Domingo Bryant

No. 23, 38
- Position: Safety

Personal information
- Born: December 8, 1963 (age 62) Nacogdoches, Texas, U.S.
- Listed height: 6 ft 4 in (1.93 m)
- Listed weight: 178 lb (81 kg)

Career information
- High school: Garrison (Garrison, Texas)
- College: Texas A&M (1982—1985)
- NFL draft: 1986: 6th round, 148th overall pick

Career history
- Pittsburgh Steelers (1986)*; Houston Oilers (1987–1988); New York Jets (1988); Houston Oilers (1988); Pittsburgh Gladiators (1990);
- * Offseason or practice squad member only

Awards and highlights
- Second-team All-SWC (1982);

Career NFL statistics
- Interceptions: 7
- Fumble recoveries: 1
- Touchdowns: 1
- Stats at Pro Football Reference
- Stats at ArenaFan.com

= Domingo Bryant =

American football player (born 1963)

Domingo Garcia Bryant (born December 8, 1963) is an American former professional football player who was a safety for two seasons with the Houston Oilers of the National Football League (NFL).
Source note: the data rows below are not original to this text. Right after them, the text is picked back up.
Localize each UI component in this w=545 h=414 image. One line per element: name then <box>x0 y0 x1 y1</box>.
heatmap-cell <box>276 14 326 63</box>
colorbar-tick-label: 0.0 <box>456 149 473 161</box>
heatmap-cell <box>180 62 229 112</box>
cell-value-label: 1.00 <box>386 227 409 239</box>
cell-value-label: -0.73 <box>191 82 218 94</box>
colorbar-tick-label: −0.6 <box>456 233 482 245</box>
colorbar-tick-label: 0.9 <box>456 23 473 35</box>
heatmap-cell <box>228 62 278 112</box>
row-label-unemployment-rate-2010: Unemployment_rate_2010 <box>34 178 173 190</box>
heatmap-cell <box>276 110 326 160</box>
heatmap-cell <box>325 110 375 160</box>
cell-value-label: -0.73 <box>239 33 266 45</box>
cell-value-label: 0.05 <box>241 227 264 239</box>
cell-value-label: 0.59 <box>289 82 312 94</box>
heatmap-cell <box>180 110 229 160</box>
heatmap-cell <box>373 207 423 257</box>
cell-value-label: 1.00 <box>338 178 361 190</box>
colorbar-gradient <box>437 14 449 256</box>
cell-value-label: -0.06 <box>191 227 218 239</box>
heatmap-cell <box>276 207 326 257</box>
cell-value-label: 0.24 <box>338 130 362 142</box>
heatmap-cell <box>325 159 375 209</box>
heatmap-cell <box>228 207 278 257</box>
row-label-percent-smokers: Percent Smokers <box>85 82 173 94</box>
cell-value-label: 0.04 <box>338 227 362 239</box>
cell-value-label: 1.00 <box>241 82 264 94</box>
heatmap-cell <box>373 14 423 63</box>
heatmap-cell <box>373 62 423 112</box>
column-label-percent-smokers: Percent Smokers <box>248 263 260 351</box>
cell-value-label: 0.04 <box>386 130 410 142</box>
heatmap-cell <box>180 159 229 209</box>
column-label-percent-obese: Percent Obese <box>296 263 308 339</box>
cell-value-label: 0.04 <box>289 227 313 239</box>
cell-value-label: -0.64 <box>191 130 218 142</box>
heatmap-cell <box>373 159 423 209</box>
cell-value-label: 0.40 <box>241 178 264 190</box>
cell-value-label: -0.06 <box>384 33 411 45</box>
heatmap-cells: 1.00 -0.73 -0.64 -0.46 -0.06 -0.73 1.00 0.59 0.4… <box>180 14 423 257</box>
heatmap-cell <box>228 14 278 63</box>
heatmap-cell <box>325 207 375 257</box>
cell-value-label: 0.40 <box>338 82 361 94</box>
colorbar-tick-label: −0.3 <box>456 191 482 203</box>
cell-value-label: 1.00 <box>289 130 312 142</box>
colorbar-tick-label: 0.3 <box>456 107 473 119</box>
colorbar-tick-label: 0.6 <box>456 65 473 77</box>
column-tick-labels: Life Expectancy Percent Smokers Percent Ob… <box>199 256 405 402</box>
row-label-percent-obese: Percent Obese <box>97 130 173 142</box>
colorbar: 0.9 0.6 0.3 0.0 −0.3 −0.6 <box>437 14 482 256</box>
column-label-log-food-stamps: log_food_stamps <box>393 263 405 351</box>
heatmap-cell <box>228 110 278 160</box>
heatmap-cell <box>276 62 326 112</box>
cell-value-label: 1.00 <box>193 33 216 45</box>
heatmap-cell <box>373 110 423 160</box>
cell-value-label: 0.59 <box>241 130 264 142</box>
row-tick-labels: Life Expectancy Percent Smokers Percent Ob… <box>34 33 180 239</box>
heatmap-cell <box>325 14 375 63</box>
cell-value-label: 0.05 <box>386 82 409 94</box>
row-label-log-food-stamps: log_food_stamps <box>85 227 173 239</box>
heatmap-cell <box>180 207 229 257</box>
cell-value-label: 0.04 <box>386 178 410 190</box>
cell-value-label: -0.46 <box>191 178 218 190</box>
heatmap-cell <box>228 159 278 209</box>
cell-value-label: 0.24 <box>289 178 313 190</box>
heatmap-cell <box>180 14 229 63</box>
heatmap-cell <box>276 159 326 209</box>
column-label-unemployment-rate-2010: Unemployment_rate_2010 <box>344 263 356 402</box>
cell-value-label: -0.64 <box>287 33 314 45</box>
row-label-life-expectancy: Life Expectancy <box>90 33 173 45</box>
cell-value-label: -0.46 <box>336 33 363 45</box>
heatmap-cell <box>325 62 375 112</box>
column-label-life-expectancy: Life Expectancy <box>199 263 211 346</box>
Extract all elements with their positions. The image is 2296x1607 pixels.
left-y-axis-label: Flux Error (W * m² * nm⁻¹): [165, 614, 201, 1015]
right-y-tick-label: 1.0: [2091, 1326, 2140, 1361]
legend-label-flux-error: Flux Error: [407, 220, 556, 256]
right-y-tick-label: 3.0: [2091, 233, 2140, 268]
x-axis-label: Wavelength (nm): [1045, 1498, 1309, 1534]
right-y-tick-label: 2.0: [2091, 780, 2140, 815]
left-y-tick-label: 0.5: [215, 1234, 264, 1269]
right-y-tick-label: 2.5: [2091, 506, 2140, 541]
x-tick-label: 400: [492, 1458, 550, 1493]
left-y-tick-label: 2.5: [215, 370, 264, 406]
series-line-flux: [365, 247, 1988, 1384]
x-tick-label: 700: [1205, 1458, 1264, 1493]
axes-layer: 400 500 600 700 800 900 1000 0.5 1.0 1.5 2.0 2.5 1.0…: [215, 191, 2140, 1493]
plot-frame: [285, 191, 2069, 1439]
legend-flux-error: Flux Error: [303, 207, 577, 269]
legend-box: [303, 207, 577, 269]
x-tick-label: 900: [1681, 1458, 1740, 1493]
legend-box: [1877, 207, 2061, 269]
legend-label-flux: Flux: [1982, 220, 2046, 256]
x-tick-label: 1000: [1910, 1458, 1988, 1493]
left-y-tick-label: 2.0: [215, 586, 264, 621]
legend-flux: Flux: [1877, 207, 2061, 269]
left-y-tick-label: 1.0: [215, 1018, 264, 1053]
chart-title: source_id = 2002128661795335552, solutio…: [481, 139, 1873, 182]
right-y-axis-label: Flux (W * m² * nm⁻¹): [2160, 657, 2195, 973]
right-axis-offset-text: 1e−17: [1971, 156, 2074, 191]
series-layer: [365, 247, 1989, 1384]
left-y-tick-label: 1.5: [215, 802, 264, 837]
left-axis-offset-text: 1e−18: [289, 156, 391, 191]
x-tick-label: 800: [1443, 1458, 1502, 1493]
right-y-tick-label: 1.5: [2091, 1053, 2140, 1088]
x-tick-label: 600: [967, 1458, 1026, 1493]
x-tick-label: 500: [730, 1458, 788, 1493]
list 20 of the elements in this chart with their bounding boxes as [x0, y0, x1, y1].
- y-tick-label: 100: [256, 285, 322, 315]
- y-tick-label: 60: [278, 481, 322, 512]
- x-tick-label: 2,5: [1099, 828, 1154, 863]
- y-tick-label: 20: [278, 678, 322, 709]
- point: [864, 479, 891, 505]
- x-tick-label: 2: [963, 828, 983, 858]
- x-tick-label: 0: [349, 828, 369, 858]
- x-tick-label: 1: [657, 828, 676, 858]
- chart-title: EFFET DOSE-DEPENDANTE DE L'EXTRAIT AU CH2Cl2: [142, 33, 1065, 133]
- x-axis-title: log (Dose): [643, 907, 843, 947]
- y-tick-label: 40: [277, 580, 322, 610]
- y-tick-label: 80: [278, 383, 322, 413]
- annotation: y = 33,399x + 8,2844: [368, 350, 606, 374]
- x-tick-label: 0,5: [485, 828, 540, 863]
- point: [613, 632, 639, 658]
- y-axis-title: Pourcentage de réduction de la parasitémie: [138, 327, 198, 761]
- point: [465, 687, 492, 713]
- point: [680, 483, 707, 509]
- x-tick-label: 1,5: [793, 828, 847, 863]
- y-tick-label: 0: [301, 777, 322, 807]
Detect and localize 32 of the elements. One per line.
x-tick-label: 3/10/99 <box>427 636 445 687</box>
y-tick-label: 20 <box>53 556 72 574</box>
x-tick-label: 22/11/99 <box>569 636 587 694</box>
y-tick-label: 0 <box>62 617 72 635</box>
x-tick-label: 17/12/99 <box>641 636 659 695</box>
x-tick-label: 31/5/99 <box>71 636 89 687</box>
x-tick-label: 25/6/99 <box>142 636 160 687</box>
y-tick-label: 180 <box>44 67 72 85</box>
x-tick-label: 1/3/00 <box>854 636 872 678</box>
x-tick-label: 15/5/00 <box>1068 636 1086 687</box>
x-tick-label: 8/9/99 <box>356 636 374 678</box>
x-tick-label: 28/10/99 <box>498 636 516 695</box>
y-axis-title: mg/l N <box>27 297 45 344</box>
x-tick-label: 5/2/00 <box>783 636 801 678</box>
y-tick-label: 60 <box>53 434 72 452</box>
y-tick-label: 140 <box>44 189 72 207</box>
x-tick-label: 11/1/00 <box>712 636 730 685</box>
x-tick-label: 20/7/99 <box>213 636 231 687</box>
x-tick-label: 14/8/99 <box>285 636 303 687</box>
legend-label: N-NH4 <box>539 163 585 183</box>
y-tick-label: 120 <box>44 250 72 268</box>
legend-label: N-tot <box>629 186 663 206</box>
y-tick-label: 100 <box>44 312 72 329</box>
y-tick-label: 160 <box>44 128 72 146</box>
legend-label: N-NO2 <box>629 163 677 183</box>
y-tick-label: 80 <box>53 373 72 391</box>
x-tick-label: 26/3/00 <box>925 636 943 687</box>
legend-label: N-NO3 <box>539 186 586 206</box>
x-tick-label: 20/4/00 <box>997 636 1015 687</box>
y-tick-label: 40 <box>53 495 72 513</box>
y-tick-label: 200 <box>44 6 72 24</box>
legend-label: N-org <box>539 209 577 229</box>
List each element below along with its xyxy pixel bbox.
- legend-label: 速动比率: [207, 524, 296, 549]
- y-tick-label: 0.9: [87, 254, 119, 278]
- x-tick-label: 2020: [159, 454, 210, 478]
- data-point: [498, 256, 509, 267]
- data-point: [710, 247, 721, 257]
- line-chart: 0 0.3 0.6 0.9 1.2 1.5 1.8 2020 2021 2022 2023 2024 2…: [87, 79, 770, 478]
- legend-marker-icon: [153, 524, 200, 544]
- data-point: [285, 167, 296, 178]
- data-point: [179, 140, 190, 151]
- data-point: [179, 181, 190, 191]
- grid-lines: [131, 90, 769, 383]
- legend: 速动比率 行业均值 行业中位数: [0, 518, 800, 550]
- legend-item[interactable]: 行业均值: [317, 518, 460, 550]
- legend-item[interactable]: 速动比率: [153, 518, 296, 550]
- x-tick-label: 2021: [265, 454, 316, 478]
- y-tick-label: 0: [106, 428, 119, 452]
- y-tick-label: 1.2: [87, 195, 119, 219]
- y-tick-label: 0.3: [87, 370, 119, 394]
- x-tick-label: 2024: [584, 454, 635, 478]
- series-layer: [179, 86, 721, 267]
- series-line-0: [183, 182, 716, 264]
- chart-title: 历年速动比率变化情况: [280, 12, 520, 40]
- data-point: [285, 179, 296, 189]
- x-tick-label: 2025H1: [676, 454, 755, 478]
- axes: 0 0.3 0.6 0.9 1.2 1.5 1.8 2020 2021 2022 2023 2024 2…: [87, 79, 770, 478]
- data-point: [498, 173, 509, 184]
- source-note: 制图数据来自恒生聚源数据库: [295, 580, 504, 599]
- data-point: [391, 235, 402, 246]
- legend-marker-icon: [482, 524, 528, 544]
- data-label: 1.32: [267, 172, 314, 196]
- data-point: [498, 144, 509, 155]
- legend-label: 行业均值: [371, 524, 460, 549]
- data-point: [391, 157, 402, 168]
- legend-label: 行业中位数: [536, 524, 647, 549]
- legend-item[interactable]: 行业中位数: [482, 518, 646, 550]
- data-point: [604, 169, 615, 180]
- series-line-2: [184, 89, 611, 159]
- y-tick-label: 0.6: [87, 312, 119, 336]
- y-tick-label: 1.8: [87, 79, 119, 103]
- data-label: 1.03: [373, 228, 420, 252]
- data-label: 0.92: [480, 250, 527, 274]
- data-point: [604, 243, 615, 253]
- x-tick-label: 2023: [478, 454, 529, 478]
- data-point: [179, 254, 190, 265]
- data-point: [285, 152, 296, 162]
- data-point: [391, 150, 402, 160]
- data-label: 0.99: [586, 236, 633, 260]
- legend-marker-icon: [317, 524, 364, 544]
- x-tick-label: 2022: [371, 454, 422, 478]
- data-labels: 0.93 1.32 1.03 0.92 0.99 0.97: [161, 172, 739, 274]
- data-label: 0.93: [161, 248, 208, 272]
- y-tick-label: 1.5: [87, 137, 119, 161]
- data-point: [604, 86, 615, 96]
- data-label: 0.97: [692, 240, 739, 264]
He was selected by the Pittsburgh Steelers in the sixth round of the 1986 NFL draft after playing college football for the Texas A&M Aggies. He also played for the Pittsburgh Gladiators of the Arena Football League (AFL).

==Early life==
Domingo Garcia Bryant was born on December 8, 1963, in Nacogdoches, Texas. He attended Garrison High School in Garrison, Texas. He worked in a flower shop the summer after high school.

==College career==
Bryant was a four-year letterman for the Aggies of Texas A&M University from 1982 to 1985. He was the first freshman defensive back to start for the Aggies since 1972. He made two interceptions in 1982 and earned Associated Press second-team All-Southwest Conference (SWC) honors. He recorded one interception in 1983 and two interceptions for 47 yards and one touchdown in 1984. As a senior in 1985, Bryant had four interceptions for 95 yards and two touchdowns. His interception return yards were the most in the SWC that season and his two interception return touchdowns were tied for the SWC-lead.

==Professional career==
Bryant was selected by the Pittsburgh Steelers in the sixth round, with the 148th overall pick, of the 1986 NFL draft. He officially signed with the team on July 10. He was waived by the Steelers on September 4, 1986.

Bryant signed a futures contract with the Houston Oilers on November 13, 1986. He was waived on September 1, 1987, but later re-signed on September 23, 1987, during the 1987 NFL players strike. He stayed with the team after the strike was over. Overall he played in 13 games, starting three, during the 1987 season, recording four interceptions and one fumble recovery. Bryant also appeared in two playoff games that year. He played in the first seven games of the 1988 season and made one interception before being waived on October 17, 1988.

Bryant was claimed off waivers by the New York Jets on October 18, 1988. He was waived on October 24, 1988, without appearing in a game.

Bryant re-signed with the Oilers on November 3, 1988. He played in seven more games for the Oilers in 1988, recording two more interceptions for 56 yards and a touchdown. He also appeared in two playoff games that year. He was waived by the Oilers on September 4, 1989.

Bryant played in seven games for the Pittsburgh Gladiators of the Arena Football League (AFL) in 1990, totaling 25 solo tackles, 15 assisted tackles, two forced fumbles, seven pass breakups, and one interception that he returned 23 yards for a touchdown.